Partagez-le. Le Mague vit aussi grâce à ses lecteurs.

Bruno Loth du Médoc, on se croise à maintes occasions, entre les salons du livre et de la BD, toujours enthousiaste et au fait de l’histoire des vrais gens. Déjà l’idée de raconter la guerre civile espagnole était en germe à la suite de discussions avec son beau-père, berger aragonais engagé dans les milices Républicaines. C’est tout naturellement qu’en se plongeant dans ses souvenirs et les mémoires de son père Jacques Loth, qu’il se lance dans l’aventure de le raconter. De ses cahiers et des photos dont il reproduit des extraits en fin de l’album, Bruno rend un hommage émouvant à son père et les combats des années 30, l’époque de tous les possibles et de l’espérance portée comme optimisme, suite aux souffrances de la guerre de 40 / 45. « La justice, la liberté, la nature et la paix étaient nos valeurs. Mais d’autres idées se répandaient en Europe : le fascisme en Italie, le nazisme en Allemagne, opposées à celle du communisme russe dont la révolution bolchévique en 1917 avait pu nous faire rêver un instant ». (page 90)

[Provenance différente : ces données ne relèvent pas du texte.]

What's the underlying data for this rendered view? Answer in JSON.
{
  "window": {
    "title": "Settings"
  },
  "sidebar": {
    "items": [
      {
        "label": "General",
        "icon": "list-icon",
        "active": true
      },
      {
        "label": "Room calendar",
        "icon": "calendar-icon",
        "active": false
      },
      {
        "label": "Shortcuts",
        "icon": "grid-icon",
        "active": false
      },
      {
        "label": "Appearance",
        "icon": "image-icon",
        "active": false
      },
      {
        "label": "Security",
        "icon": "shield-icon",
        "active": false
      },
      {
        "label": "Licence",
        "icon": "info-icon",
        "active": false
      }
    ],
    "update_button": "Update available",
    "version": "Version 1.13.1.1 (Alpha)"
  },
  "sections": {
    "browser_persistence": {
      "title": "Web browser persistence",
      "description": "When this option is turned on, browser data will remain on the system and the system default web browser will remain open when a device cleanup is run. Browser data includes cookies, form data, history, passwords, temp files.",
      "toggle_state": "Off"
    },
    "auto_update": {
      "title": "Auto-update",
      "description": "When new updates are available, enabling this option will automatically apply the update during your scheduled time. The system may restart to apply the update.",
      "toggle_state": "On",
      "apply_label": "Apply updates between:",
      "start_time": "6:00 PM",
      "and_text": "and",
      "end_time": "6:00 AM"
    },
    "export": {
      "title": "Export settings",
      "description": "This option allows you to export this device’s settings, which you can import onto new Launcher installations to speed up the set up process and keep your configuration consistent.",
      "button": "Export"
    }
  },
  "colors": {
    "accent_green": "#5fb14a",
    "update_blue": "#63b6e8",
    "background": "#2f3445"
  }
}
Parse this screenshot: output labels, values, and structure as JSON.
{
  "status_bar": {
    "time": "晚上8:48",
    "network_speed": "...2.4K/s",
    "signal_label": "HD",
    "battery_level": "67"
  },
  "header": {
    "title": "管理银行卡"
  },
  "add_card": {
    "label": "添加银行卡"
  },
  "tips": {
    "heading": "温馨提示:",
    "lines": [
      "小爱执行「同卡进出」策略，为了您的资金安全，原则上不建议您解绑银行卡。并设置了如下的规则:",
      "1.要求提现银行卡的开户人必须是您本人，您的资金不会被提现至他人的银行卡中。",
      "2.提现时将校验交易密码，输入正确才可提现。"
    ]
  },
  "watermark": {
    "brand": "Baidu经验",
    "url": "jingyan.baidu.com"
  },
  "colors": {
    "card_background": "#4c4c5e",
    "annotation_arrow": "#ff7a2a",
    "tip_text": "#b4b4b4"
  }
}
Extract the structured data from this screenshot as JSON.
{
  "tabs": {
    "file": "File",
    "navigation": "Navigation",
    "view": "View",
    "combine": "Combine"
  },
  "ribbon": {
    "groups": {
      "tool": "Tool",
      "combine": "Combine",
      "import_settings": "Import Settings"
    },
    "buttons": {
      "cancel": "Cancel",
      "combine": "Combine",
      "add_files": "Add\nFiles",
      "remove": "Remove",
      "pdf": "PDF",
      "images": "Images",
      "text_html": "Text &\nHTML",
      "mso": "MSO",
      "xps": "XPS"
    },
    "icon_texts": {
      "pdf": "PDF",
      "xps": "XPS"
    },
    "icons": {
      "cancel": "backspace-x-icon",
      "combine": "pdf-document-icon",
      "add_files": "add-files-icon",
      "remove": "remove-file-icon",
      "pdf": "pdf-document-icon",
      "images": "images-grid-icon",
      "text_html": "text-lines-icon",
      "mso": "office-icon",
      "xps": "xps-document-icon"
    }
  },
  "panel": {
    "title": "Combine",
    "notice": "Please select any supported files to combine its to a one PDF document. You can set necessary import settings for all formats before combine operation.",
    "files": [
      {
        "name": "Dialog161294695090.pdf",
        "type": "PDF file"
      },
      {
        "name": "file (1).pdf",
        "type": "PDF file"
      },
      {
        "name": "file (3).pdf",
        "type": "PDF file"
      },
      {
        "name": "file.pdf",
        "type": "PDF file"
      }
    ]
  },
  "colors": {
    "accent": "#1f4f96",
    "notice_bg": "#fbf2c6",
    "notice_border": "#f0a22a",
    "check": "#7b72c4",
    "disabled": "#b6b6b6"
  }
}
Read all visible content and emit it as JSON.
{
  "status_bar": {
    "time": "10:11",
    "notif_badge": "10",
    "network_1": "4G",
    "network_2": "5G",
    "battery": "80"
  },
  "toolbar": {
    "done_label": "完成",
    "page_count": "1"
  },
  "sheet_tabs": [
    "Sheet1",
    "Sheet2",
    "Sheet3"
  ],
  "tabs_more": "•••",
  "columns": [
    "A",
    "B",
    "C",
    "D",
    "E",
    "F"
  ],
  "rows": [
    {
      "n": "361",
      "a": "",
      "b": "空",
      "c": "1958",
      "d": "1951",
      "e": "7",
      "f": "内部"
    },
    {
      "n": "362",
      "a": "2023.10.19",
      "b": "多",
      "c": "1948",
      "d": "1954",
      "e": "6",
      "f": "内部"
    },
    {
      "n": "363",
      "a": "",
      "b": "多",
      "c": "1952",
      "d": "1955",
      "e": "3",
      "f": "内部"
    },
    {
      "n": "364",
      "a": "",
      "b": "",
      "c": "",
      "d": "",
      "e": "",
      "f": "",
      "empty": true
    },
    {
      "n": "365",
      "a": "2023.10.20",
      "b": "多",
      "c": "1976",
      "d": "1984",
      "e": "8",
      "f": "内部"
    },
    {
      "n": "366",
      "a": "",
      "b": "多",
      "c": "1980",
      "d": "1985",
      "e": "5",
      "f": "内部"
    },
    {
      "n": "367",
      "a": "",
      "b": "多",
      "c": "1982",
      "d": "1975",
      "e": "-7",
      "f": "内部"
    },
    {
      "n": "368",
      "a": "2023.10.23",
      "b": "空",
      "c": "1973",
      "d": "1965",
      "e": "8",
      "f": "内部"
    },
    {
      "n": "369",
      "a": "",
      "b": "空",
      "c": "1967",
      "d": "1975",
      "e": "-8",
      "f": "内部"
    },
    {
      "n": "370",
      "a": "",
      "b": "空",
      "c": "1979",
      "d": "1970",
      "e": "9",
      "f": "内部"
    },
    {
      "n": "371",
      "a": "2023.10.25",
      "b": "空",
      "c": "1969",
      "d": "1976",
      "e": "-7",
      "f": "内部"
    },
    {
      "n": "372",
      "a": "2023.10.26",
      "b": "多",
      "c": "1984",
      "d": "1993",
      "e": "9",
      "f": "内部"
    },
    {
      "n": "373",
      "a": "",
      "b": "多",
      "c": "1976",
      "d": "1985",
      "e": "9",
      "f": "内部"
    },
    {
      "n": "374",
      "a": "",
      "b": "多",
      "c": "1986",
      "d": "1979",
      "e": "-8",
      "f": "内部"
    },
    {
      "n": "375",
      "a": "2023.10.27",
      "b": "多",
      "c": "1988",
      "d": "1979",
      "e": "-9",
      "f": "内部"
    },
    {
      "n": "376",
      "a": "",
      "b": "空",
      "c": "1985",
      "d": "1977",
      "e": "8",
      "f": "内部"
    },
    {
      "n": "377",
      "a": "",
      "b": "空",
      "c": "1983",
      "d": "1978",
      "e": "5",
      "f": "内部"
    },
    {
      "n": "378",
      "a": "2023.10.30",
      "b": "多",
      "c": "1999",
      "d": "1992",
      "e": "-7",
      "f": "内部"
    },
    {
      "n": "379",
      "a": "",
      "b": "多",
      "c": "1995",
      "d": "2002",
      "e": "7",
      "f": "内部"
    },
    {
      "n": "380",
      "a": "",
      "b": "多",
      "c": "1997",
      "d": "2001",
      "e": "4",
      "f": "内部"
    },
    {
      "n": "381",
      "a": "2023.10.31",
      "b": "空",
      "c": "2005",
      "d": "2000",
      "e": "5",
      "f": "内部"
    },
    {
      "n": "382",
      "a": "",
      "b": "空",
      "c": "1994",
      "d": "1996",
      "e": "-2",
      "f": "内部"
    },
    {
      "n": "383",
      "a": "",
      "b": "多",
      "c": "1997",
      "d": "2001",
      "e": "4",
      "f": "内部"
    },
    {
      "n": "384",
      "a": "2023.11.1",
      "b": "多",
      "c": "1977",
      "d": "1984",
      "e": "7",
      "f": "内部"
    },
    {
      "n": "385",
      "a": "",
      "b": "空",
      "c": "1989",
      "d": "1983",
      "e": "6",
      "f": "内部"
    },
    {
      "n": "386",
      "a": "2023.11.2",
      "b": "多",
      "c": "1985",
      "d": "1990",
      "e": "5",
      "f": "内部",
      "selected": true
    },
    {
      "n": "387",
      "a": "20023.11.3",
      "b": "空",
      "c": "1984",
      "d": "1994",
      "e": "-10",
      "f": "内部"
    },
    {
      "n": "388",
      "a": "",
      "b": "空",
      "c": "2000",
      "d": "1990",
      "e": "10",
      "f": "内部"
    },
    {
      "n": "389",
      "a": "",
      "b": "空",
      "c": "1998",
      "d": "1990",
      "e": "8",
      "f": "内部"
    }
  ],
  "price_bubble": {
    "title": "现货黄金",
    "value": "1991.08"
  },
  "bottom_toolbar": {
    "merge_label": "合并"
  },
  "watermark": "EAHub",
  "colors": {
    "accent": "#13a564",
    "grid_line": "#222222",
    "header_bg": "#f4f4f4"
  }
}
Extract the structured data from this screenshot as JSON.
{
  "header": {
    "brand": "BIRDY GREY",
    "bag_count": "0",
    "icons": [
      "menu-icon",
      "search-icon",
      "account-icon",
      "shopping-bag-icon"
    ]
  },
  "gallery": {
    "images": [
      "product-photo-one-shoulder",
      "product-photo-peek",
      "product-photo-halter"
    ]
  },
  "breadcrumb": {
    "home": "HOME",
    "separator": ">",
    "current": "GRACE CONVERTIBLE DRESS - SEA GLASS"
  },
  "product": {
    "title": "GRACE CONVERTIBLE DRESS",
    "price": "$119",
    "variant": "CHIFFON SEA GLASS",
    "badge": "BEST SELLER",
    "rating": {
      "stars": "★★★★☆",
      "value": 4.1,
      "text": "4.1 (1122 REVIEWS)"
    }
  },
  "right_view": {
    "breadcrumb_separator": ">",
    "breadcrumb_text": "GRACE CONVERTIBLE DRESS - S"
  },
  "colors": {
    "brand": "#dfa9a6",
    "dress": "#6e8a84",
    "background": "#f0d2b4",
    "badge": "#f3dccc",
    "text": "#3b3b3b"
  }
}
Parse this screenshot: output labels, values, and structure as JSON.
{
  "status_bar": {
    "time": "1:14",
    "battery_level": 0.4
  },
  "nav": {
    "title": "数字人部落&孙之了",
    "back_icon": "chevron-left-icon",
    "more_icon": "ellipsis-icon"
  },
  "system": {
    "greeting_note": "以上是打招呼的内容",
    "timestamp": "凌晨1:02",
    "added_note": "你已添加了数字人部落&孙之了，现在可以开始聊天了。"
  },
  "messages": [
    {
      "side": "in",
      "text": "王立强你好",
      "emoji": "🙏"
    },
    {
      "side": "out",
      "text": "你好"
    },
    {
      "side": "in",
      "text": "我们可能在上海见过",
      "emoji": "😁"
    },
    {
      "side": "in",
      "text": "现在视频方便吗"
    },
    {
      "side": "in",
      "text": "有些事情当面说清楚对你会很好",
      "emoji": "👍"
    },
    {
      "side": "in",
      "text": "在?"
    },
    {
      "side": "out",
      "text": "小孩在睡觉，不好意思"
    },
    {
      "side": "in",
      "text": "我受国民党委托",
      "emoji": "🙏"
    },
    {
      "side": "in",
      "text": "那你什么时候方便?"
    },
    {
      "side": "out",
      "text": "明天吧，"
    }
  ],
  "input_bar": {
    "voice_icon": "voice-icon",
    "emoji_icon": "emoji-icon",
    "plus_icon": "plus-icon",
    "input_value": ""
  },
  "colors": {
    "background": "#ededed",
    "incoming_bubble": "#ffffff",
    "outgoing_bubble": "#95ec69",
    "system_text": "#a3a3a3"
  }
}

Dès les premières bulles, on se gorge à respirer un air rebelle et Bruno lance le contexte de cet esprit libertaire qui lui est si cher et fraternel. « Nous avons rendez-vous à 7 h 30 aux chantiers maritimes du Sud-Ouest, rue Blanqui… Un comble : cette rue haut lieu de l’exploitation des ouvriers, portait le nom de celui qui, le premier, avait lancé à la face des bourgeois « Ni dieu ni maître ». Cet aphorisme, mon père l’avait fait sien. Anticlérical convaincu, il avait renié le bon dieu depuis longtemps ! Ajusteur mécanicien, papa avait réussi à mettre de côté. Pour s’acheter un taxi, histoire de ne plus avoir de patron… » (page 5).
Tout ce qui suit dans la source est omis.